Oh ! ton geste éperdu vers l’Occident vermeil,
Comme afin d’y plonger d’un coup d’aile sublime,
Oh ! tes bras éplorés vers l’Astre qui s’abîme
Inclinant les Douleurs lasses au noir sommeil !

Oh ! ton regard déjà transfiguré, pareil
A l’œil d’un aigle ayant atteint quelque âpre cime,
Pour voir mourir, du haut de sa montagne infime,
Drapé de pourpre et d’or, l’impérial Soleil !

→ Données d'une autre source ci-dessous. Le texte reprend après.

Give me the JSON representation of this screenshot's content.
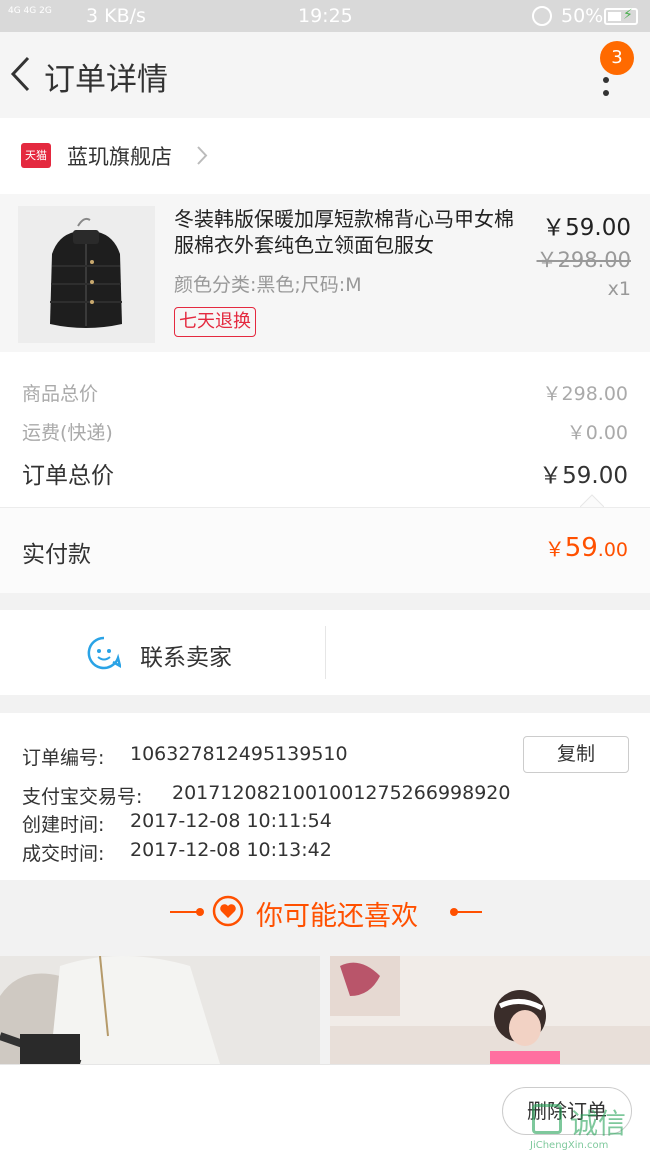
{
  "status_bar": {
    "network": "4G 4G 2G",
    "speed": "3 KB/s",
    "time": "19:25",
    "battery": "50%"
  },
  "header": {
    "title": "订单详情",
    "badge_count": "3"
  },
  "store": {
    "badge": "天猫",
    "name": "蓝玑旗舰店"
  },
  "product": {
    "title": "冬装韩版保暖加厚短款棉背心马甲女棉服棉衣外套纯色立领面包服女",
    "spec": "颜色分类:黑色;尺码:M",
    "tag": "七天退换",
    "price": "￥59.00",
    "original_price": "￥298.00",
    "quantity": "x1"
  },
  "summary": {
    "goods_total_label": "商品总价",
    "goods_total_value": "￥298.00",
    "shipping_label": "运费(快递)",
    "shipping_value": "￥0.00",
    "order_total_label": "订单总价",
    "order_total_value": "￥59.00"
  },
  "paid": {
    "label": "实付款",
    "currency": "￥",
    "integer": "59",
    "decimal": ".00"
  },
  "contact": {
    "label": "联系卖家"
  },
  "order_info": {
    "order_no_label": "订单编号:",
    "order_no": "106327812495139510",
    "copy_label": "复制",
    "alipay_label": "支付宝交易号:",
    "alipay_no": "2017120821001001275266998920",
    "created_label": "创建时间:",
    "created_time": "2017-12-08 10:11:54",
    "closed_label": "成交时间:",
    "closed_time": "2017-12-08 10:13:42"
  },
  "recommend": {
    "title": "你可能还喜欢"
  },
  "bottom": {
    "delete_label": "删除订单"
  },
  "watermark": {
    "main": "诚信",
    "sub": "JiChengXin.com"
  },
  "colors": {
    "accent": "#ff5000",
    "tmall_red": "#e4293f",
    "contact_blue": "#2aa3e6"
  }
}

Tout s’est évanoui sans retour, voix des choses,
Cloches vibrant ainsi qu’en des apothéoses,
Derniers reflets du soir à l’horizon divin ;

Et depuis, subissant les brèves Destinées,
Mon âme, que la Gloire amère appelle en vain,
Mêle aux lauriers flétris les verveines fanées.


CONTEMPLATION


Ce soir, nous avons vu mourir, de la terrasse,
Le plus triste soleil qui jamais ait pâli ;
Car nous pleurions alors notre rêve aboli
Et pareil au sillage éphémère qu’il trace.

Et je sentais, tandis que mon regard embrasse
Tout l’horizon déjà vers l’Est enseveli
Sous des brumes de songe et des cendres d’oubli,
S’éteindre en nous l’amour et la foi d’une race.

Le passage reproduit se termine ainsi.